- People: Risa, Phil, David.
- Date: 2017/04/17
- Major Theme:
**Make model/data/parameters more interesting/relevant for the community. How to best achieve that?**

Assortment of Notes from beggining of meeting:

- Photometric more relevant than spectroscopic.
- Would be given: central_id, redshift, observed luminosity.
- Cori, Knight's Landing machine.
- Could swap CLF to one that applies to both centrals and satellites.

Notes on future direction:

- Centrals and total accuracy (main result for desc note).
- Explore satellite relation.
- Run on Knight's landing.

More Discussion Notes:

- 3d dark matter density, $P(L_c| M, z, d)$ where $d$ is distance to nearest cluster.
- might need to go to 1 million objects.

- Shapes of galaxies in different parts of halos 'galaxy environments' in 3d mass map.
- Can we tie to assembly bias?
- (A lot of talk about scaling relation M, mass mapping)
- Could push the scatter S(M) down to low mass.
- might not have enough constraining info in our model.

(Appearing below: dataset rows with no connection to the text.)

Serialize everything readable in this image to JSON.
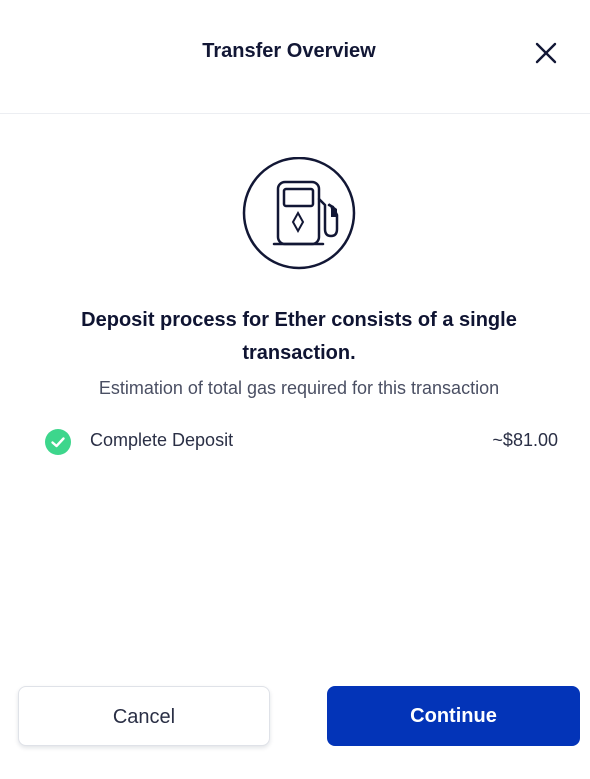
{
  "header": {
    "title": "Transfer Overview",
    "close_icon": "close-icon"
  },
  "hero": {
    "icon": "gas-pump-icon"
  },
  "content": {
    "headline": "Deposit process for Ether consists of a single transaction.",
    "subtext": "Estimation of total gas required for this transaction"
  },
  "steps": [
    {
      "label": "Complete Deposit",
      "value": "~$81.00",
      "status": "complete",
      "status_color": "#3dd68c"
    }
  ],
  "actions": {
    "cancel_label": "Cancel",
    "continue_label": "Continue"
  },
  "colors": {
    "primary": "#0334b8",
    "text": "#0f1432",
    "success": "#3dd68c"
  }
}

- Risa mentioned relationship between:
- halo mass
- galaxy number density
- galaxy luminosity

- 3d dark matter density, $P(L_c| M, z, d)$ where $d$ is distance to nearest cluster.

- Number of halos in the field of view: 115919
- Number of samples per halo: 100
- Total number of integrations in one likelihood calculations: $2 \times 115919 = 231838$
- Performance (c++ on Mac laptop, Apple LLVM version 8.0.0 (clang-800.0.42.1), 2.4 GHz Intel Core i5, 8 GB 1600 MHz DDR3): $$\frac{375 \text{ seconds}}{50 \text{ likelihoods}} \approx ~7 \text{ seconds / likelihood}$$ cpu bound $\implies$ will scale close to linearly with number of cores (might also see big boost from gpu since primarily vectorized sequences of math operations)
- Assuming we would require around 10,000 simple monte carlo hyperparameter samples, and we can utilize 1,000 cores (500 16-core nodes) through MPI and OpenMP then the computation should take approximately 1 minute: $$\left(\frac{10,000\text{ samples}}{1,000 \text{ cores}}\right) \left(\frac{7 \text{ seconds}}{\text{sample}}\right) = 70 \text{ seconds/core} \approx 1 \text{ minute}$$
- Doing MCMC would inhibit the capacity for parallelization, might be a lot slower. Doing MCMC on my laptop (utilizing dual-core) would take about 10 hours: $$\frac{10,000 \text{ samples} \cdot 7 \text{ seconds}}{2 \text{cores}} = 35,000 \text{ seconds} \approx 10 \text{ hours}$$

- Random items:
- Yashar may have c++/MPI emcee
- hyper-parameter [samples/prior/posterior] => hyper-[samples/prior/posterior]
- Zenhub for project management
- Recommended Mackay's book and Schneider's Astrophysics and Cosmology book

- Questions Phil Marshall would like to explore:
Basic setup is observer observing a source through a sequence of central and satellite galaxies/halos.
- Ingredients:
- halos (shape, concentration)
- galaxies (centrals, satellites)
- membership uncertainty
- filaments

- Constraints:
- position, galaxy photometry (brightness, color)
- uncertain redshifts => uncertain, correlated luminosity
- "observed clustering" => Redmapper clusters, membership, cluster redshift, luminosity
- Redmapper is interesting because it gives us a set of new observables

- weak lensing

- Ingredients:
- Include weak lensing in two step inference
- first infer hyper-parameters and generate mass maps
- use mass maps to further refine hyper-parameters.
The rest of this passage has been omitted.